In 2017, Mikayla’s council, Girls Scouts River Valleys — the largest in Minnesota, sold almost 4.5 million boxes and brought in over $17 million. The average Girl sold 217 boxes. This year, the season runs from Feb. 3 through March 18 and the council expects similar numbers.
Though some Girl Scout councils across the country have raised the price of a box of cookies to $5, the councils in Minnesota are selling boxes for $4 apiece.
Of that $4 box, $1.17 (29 percent) goes to a baker. Girls Scouts River Valleys uses ABC Bakers and its cookies are baked in North Sioux City, South Dakota.

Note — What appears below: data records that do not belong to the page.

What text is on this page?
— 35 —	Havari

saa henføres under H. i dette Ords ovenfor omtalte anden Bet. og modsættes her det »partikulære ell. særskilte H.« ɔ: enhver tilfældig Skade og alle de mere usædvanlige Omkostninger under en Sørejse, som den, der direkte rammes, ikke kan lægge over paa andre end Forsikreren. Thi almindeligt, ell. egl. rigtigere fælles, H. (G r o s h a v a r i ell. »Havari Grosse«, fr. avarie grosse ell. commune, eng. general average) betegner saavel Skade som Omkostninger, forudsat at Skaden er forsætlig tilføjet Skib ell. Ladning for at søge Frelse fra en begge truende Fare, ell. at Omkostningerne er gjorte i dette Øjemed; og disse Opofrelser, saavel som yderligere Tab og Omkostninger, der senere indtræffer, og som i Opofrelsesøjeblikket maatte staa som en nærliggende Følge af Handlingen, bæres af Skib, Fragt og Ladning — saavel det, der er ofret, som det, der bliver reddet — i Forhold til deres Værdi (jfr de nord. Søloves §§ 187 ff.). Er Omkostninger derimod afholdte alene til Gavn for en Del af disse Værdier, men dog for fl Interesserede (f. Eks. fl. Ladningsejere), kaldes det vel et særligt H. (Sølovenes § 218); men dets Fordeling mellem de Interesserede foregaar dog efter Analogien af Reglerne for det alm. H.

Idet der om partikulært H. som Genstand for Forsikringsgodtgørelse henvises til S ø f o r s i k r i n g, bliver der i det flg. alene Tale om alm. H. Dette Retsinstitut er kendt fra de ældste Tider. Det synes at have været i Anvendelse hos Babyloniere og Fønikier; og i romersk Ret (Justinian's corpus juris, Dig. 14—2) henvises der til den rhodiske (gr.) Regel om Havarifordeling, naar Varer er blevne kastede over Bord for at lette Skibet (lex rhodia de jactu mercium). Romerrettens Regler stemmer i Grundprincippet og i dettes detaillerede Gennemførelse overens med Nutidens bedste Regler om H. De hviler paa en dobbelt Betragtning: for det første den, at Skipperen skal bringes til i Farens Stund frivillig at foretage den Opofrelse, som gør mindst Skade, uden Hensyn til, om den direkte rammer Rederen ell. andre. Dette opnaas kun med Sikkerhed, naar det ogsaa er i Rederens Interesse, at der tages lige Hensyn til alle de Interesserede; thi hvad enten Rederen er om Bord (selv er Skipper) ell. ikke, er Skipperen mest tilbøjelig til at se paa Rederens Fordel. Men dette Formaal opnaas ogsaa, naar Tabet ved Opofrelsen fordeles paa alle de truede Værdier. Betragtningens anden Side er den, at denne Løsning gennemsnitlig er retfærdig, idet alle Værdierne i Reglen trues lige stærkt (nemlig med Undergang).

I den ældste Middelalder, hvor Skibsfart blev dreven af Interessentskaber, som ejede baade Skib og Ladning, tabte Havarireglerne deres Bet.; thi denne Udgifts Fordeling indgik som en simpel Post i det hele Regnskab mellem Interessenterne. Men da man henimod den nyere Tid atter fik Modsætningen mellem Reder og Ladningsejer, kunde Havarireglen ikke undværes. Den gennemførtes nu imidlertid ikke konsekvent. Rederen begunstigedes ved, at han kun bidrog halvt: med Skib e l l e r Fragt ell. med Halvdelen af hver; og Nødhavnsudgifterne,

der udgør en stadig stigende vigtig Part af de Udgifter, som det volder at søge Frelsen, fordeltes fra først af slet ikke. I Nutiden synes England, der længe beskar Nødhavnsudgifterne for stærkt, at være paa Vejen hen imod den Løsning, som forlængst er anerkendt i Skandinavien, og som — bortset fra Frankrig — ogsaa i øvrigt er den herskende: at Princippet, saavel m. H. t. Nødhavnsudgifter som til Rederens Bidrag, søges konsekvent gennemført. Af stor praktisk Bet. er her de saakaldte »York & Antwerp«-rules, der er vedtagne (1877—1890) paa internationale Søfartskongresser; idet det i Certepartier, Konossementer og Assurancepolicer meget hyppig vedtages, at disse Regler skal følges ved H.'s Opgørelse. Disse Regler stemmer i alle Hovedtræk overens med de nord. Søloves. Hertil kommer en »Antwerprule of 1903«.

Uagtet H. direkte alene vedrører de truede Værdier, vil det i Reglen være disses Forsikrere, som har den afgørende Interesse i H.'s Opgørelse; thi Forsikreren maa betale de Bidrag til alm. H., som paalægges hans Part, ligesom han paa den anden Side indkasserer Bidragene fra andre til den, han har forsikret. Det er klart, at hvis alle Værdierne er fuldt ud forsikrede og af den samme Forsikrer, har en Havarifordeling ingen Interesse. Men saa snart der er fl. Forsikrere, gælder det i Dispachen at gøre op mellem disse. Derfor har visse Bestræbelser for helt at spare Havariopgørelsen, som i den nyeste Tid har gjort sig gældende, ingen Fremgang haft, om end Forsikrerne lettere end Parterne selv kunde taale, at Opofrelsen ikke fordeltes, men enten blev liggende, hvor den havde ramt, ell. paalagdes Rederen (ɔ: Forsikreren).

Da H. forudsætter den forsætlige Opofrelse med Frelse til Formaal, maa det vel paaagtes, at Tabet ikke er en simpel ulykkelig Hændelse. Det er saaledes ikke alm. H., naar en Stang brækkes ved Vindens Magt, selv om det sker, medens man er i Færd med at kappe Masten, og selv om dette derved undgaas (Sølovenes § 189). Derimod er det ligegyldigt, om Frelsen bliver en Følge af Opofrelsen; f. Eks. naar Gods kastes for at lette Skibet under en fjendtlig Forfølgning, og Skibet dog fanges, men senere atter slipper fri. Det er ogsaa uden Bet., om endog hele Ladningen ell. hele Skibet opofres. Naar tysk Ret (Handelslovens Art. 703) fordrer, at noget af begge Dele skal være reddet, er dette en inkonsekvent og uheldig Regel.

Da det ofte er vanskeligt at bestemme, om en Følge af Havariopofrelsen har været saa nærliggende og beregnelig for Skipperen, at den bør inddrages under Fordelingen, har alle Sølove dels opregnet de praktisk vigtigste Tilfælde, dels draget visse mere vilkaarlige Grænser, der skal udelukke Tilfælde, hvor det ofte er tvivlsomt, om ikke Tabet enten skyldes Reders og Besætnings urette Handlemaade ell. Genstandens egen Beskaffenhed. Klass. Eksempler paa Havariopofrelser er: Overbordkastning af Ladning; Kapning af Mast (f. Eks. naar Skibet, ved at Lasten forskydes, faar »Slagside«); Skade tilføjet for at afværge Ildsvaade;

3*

“We have to pay the baker, that has to be done,” says Jolene Ross, Director of Product Sales for Girl Scouts River Valleys. “But after that every penny stays here.”
Another $.84 (21 percent) goes directly back to the troop. Some troops have used those funds for field trips, uniforms, badges, books and donations. Some of that money is given to individual girls as rewards for selling cookies. Mikayla plans to use her “Cookie Money” to buy a lifetime membership to the Girl Scouts.
The rest of the revenue goes to the local council – $.79 (20 percent) for promoting leadership for the girls, $.58 (15 percent) for volunteer resources, $.48 (12 percent) for camps (financial aid and maintenance) and $.14 (3 percent) for administrative services and customer support.
“Unglamorous things too, camps require toilet paper,” says Ross. “We have to keep the lights on, all of that as well.”
According to Ross, cookie sales pay for 60 percent to 65 percent of the Girl Scouts River Valleys yearly budget. Right now, there is no plan to raise the price of boxes in Minnesota.